I was a Menopausal Maniac

Standing in the airport screaming so loudly it was echoing and disturbing diners at the microwave-only Chili’s, I knew that this time I had lost it and would never recover.
I was on a flight to Chicago, with a connection in Philadelphia. My flight to Chicago had started well until we were delayed on the tarmac for one hour for no apparent reason. I think the pilot might have dozed off.

Arriving in Philadelphia, I realized that while I de-boarded, my other flight was boarding. I had 15 minutes to get to my new gate, and I was a shuttle ride away. I ran to the shuttle, only to have to wait as a woman I can only assume was the Riddler in disguise asked one hundred questions about how the shuttle worked.

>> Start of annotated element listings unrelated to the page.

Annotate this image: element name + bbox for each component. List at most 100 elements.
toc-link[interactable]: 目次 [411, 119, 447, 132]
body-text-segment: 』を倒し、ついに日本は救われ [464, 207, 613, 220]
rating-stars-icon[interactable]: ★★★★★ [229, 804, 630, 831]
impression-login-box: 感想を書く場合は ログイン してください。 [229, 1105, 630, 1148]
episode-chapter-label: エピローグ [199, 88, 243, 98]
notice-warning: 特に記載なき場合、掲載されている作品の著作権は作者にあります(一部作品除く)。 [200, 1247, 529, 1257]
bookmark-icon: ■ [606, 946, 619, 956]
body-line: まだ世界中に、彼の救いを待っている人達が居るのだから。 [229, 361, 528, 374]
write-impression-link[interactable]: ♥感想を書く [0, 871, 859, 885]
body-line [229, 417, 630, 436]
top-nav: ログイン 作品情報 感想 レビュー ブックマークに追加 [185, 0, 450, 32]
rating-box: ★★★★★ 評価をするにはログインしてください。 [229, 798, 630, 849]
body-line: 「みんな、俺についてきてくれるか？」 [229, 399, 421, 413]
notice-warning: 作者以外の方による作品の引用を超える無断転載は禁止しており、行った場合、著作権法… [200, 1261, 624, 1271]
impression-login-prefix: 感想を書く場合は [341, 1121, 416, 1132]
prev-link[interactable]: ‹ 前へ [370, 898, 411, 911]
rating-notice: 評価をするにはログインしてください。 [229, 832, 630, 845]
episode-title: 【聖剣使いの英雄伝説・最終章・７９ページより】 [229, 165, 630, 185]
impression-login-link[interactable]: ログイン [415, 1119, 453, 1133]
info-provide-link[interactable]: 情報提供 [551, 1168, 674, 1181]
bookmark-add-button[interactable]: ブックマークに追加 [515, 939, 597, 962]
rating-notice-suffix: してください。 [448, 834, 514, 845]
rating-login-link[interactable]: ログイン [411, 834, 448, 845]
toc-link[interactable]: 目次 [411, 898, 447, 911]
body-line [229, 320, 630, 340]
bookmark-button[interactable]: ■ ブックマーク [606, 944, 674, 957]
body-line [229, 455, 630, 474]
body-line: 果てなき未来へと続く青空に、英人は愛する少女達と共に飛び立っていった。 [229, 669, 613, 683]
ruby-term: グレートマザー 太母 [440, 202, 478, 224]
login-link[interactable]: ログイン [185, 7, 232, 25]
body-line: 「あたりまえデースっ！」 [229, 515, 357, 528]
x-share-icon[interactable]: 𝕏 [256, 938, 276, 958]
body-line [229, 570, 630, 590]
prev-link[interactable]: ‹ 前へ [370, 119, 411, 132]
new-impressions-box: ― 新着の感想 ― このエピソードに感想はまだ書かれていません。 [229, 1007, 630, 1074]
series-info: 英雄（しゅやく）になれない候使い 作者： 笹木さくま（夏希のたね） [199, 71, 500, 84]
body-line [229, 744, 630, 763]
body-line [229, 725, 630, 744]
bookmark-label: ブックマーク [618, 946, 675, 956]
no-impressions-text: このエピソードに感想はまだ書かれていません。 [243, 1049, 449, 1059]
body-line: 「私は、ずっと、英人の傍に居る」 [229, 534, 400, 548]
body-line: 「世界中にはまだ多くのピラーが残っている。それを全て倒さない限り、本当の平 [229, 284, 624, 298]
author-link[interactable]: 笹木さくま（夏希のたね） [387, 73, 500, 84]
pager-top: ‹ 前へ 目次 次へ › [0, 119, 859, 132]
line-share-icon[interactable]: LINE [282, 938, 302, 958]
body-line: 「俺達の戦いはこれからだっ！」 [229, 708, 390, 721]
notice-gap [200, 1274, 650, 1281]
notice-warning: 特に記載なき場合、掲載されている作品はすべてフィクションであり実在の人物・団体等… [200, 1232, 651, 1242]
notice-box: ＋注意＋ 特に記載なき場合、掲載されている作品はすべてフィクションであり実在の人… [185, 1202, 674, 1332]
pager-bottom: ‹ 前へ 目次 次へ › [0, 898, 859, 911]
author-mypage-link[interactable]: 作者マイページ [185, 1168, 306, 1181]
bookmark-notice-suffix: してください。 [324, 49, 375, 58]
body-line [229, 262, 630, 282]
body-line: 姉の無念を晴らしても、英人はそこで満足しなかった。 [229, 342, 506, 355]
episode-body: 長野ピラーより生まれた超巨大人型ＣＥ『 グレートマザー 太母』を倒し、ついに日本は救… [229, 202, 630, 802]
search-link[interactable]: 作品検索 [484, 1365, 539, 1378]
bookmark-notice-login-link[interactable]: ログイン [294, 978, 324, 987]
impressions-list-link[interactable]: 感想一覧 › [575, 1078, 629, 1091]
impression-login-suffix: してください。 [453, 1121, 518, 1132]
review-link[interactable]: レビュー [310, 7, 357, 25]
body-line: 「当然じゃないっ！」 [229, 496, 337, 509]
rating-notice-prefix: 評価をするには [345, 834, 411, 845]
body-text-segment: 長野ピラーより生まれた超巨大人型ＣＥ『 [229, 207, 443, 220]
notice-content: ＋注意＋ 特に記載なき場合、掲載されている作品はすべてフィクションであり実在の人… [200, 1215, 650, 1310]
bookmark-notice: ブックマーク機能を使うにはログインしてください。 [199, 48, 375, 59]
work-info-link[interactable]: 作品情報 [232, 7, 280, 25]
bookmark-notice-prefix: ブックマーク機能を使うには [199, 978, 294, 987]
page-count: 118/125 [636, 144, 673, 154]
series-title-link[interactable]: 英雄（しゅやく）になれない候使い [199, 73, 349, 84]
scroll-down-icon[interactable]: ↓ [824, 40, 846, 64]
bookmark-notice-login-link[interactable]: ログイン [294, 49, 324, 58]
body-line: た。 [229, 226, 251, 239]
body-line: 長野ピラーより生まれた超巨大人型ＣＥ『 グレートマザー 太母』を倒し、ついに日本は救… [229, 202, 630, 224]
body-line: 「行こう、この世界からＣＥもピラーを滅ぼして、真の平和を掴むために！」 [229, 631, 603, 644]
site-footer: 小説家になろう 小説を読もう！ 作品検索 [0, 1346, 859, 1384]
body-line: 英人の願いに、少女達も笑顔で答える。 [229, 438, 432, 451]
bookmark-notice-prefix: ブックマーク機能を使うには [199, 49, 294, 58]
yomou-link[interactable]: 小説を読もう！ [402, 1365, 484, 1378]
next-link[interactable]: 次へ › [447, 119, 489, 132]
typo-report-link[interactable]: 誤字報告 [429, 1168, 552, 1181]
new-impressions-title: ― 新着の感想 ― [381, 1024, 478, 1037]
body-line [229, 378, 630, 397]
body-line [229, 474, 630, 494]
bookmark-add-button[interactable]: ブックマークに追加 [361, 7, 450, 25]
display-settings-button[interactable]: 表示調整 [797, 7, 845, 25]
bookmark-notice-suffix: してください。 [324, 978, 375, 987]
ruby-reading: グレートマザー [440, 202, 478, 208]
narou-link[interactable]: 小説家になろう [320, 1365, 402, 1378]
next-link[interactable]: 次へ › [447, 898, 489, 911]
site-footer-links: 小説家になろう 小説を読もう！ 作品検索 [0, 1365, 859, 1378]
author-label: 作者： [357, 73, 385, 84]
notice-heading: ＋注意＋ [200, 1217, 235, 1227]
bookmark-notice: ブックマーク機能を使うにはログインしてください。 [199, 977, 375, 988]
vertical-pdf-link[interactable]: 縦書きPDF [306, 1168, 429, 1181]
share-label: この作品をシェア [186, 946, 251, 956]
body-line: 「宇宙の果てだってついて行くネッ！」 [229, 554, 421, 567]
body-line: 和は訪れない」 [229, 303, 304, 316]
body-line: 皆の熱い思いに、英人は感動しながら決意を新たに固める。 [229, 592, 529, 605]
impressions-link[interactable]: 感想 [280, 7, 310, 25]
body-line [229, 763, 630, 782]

Once we were on the tarmac, I realized that our driver was new. She stopped for every piece of trash that blew across the pavement.

We finally arrived at Gate C, and I realized my flight was leaving from C-33, the last gate in the C terminal. I took off running, following the ceiling signs that said “C.” At one point I took a sharp right, following the signs.

Two steps too late, I realized I was following signs to baggage claim. My heart sank as I realized I had passed the security guard. I turned back and yelled, “Did you see me? Did you see me?” He smiled, and replied, “I saw you.”

“Thank God,” I replied, trying to run back past him. He stood in front of me. “I saw you, but I can’t let you past this podium. You have to go back through security.”

I actually yelled out a curse word and got in line at security. I tripped over my own bag, said another bad word, and kicked the offending bag over. Then I saw a TSA agent waving me over. I ignored her and tried to act normal.

The run to the gate set off a chain of hot flashes that were about to drive me to my knees. Finally I spotted the oasis – my gate with the door still open. I slowed down trying to catch my breath, at which point one standy passenter stepped in front of me.

“Give her seat 22C,” the young ticket agent said.

I looked at my ticket, and realized that was my seat. “No, that’s my seat. I’m here! That’s my seat!” I cried.

“Not anymore,” the US Airways representive said sarcastically and without eye contact. They handed the lady my seat and shut the door.

A new hot flash of anger surged through my already sweaty body. “Are you KIDDING ME? You are going to be THAT RUDE AND NOT EVEN MAKE EYE CONTACT? ARE YOU KIDDING ME?”

I was screaming, my voice echoing off walls. Everybody stopped and turned. Needless to say, they sent me to customer service. I think I was trailed by two TSA agents.

I would not want a job in the airport, but I would like to offer a tip. If you have a sweaty woman over 50 standing in your line, you might want to treat her a little more gingerly. I’m surprised I wasn’t arrested. I’m also surprised that US Airways kid still has all of his limbs.

Okay, maybe I’ll consider the hormones.